The problem wasn't effort - it was direction. The data showed three clear patterns that nobody had connected:
- They were posting for themselves, not their audience. Site updates got 100 views. Cable theft content got 10,000. The audience cared about problems they felt, not corporate announcements.
- Instagram needed interaction, not information. "Guess the car" polls hit 23% engagement. Polished product shots died. When Stories output dropped, overall performance tanked. When we brought them back, engagement recovered. The correlation was undeniable.
- LinkedIn wasn't a news feed - it was a human story platform. Posts about awards, accessibility, and values drove engagement rates into double digits (10-18% ER). Location launches got ignored.
Here's what I did:
- Killed traditional location update posts - turned them into travel journeys instead. The team wasn't happy. But those posts got reshared in Facebook groups, giving larger organic reach and actual community building.

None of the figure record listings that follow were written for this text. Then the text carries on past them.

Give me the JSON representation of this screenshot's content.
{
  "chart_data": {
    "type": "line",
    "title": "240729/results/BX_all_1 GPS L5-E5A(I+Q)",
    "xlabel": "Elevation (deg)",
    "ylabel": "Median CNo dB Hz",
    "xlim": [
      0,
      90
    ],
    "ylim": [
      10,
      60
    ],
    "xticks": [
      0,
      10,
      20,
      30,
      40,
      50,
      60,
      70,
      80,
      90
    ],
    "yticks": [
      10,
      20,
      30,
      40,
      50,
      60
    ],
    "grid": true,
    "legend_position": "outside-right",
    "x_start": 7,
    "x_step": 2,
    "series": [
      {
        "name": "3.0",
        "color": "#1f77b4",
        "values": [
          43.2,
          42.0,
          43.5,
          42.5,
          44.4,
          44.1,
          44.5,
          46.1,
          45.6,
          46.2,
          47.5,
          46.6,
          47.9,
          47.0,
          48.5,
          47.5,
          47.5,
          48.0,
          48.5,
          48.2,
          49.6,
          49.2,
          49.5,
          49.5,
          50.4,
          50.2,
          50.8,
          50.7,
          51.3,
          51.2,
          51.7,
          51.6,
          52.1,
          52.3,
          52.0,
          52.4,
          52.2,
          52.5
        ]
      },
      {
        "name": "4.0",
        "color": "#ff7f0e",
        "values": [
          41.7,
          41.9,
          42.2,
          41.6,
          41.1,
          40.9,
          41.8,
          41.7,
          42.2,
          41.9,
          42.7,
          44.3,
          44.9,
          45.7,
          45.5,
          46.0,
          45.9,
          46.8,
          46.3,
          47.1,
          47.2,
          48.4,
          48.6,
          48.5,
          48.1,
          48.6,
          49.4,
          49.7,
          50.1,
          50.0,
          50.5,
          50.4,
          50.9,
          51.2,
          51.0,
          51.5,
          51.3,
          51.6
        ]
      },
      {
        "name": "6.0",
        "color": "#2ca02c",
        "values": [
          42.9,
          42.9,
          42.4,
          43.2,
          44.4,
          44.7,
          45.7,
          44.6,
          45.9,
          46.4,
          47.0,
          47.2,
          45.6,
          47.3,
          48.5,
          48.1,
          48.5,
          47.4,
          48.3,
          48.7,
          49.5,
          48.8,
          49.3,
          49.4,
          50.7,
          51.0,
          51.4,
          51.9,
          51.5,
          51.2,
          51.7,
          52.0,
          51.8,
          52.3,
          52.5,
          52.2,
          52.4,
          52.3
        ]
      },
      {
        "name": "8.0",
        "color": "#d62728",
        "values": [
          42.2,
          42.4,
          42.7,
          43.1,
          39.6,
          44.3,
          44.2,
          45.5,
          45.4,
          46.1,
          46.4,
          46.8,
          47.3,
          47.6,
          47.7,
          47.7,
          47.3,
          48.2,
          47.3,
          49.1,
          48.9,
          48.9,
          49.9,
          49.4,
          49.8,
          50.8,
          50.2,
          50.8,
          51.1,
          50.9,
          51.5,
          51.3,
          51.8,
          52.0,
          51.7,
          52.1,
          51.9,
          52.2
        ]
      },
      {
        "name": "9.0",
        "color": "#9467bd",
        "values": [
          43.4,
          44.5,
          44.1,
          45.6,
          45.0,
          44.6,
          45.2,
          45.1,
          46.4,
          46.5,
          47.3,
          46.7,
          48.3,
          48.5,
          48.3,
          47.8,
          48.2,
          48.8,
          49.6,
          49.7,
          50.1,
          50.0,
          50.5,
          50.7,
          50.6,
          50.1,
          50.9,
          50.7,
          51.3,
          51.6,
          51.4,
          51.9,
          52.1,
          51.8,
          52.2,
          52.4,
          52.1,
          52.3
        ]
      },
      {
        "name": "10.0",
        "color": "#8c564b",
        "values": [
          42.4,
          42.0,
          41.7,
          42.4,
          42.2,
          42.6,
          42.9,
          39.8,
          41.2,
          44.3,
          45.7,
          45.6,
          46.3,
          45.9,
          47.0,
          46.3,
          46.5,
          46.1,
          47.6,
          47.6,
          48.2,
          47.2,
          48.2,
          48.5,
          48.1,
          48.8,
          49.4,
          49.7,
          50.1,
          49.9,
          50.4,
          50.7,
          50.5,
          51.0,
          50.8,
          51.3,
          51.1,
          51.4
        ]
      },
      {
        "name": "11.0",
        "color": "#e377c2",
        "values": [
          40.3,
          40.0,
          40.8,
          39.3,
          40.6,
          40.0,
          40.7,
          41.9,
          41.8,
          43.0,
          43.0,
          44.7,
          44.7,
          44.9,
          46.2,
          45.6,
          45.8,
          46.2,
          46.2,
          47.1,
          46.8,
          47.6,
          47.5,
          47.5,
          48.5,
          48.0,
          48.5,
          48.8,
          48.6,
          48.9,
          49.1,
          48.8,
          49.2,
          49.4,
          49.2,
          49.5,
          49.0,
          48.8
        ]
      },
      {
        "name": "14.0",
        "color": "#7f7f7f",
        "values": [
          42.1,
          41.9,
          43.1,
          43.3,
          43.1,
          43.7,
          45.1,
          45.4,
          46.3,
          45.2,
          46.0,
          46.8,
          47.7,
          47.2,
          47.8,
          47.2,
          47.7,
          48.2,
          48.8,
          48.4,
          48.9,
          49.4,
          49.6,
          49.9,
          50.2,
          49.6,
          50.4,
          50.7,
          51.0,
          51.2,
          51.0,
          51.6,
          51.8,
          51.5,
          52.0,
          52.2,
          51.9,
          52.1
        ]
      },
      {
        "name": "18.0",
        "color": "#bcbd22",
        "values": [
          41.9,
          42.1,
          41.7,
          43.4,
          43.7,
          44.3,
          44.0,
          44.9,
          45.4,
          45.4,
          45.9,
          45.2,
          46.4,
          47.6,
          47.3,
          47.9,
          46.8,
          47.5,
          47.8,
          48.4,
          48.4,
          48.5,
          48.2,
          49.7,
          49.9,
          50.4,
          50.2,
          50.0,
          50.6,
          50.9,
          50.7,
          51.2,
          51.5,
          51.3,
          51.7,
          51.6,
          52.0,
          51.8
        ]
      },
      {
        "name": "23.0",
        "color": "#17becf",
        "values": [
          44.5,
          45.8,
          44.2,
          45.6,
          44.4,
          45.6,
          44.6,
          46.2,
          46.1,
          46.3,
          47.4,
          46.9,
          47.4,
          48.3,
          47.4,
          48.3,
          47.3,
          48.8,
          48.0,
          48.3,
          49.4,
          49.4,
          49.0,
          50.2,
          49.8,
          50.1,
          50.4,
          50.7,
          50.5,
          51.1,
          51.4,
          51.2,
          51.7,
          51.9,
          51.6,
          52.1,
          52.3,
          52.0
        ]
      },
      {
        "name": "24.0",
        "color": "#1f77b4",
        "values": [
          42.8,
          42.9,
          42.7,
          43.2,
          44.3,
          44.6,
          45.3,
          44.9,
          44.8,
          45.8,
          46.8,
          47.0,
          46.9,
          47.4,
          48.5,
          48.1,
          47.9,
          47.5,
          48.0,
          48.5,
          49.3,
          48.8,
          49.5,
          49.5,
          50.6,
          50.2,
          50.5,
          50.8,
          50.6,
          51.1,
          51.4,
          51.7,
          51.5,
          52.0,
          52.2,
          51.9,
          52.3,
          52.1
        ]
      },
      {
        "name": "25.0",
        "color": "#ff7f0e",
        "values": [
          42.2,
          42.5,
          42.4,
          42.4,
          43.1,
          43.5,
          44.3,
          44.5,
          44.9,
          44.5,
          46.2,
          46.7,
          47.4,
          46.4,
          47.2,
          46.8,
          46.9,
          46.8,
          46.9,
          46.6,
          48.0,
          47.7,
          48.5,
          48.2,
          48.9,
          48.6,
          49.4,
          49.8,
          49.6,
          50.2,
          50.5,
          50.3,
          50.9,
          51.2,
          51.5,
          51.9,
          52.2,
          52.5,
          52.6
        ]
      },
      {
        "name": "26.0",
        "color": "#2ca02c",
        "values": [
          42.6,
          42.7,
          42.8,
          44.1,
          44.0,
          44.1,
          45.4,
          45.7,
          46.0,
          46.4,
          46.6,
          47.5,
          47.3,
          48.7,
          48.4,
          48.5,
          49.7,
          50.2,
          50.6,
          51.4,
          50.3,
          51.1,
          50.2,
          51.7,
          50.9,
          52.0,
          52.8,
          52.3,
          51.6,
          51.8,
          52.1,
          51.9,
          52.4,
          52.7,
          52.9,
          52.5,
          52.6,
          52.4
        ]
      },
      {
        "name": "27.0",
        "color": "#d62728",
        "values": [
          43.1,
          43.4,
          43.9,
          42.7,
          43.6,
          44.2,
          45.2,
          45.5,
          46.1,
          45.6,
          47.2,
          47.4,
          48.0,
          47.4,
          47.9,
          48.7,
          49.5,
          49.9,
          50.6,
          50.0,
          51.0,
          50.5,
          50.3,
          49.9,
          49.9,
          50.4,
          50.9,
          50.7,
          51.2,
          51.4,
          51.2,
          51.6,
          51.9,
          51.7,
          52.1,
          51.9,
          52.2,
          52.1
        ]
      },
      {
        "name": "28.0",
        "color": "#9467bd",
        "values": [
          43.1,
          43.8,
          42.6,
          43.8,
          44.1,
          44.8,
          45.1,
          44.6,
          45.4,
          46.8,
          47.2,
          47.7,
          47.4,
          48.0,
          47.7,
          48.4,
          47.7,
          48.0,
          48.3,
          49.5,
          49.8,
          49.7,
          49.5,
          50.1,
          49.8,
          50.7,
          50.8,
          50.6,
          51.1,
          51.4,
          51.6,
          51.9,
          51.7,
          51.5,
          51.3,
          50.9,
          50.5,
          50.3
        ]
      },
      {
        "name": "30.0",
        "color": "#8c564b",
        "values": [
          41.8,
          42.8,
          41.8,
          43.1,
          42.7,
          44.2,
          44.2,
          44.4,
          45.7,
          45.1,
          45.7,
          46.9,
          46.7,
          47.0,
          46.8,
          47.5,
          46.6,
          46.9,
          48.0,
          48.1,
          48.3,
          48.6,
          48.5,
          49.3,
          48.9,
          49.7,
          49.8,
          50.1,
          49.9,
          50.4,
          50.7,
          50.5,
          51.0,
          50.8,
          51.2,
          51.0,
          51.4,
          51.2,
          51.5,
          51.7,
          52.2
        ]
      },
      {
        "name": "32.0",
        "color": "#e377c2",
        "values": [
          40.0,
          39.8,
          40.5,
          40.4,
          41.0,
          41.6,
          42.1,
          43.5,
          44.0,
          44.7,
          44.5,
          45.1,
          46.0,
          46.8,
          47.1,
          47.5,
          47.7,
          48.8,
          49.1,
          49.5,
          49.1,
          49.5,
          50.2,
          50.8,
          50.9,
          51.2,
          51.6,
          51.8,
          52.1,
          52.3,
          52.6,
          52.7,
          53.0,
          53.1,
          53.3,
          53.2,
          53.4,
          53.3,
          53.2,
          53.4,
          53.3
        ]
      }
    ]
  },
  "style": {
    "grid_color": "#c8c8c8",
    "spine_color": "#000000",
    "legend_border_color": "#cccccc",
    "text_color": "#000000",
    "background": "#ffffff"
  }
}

- Went transparent on problems customers felt. Cable cuts are a massive issue for charging operators and EV drivers. Instead of hiding it, we showed we were investigating, improving security, proving drivers could rely on InstaVolt. Cable theft became our most engaging content theme across multiple months.
- Made colourful cars the hero, not metal boxes. Rare, bright EVs outperformed charger shots every time. So we made the charger a location for the fancy car. User-generated content increased because people realised: "I can share my car, tag them, and they'll reshare it."
- Used paid to amplify proven organic winners. Winchester campaigns generated 2.2-3.2M monthly views. I didn't boost randomly - I amplified what the data proved worked.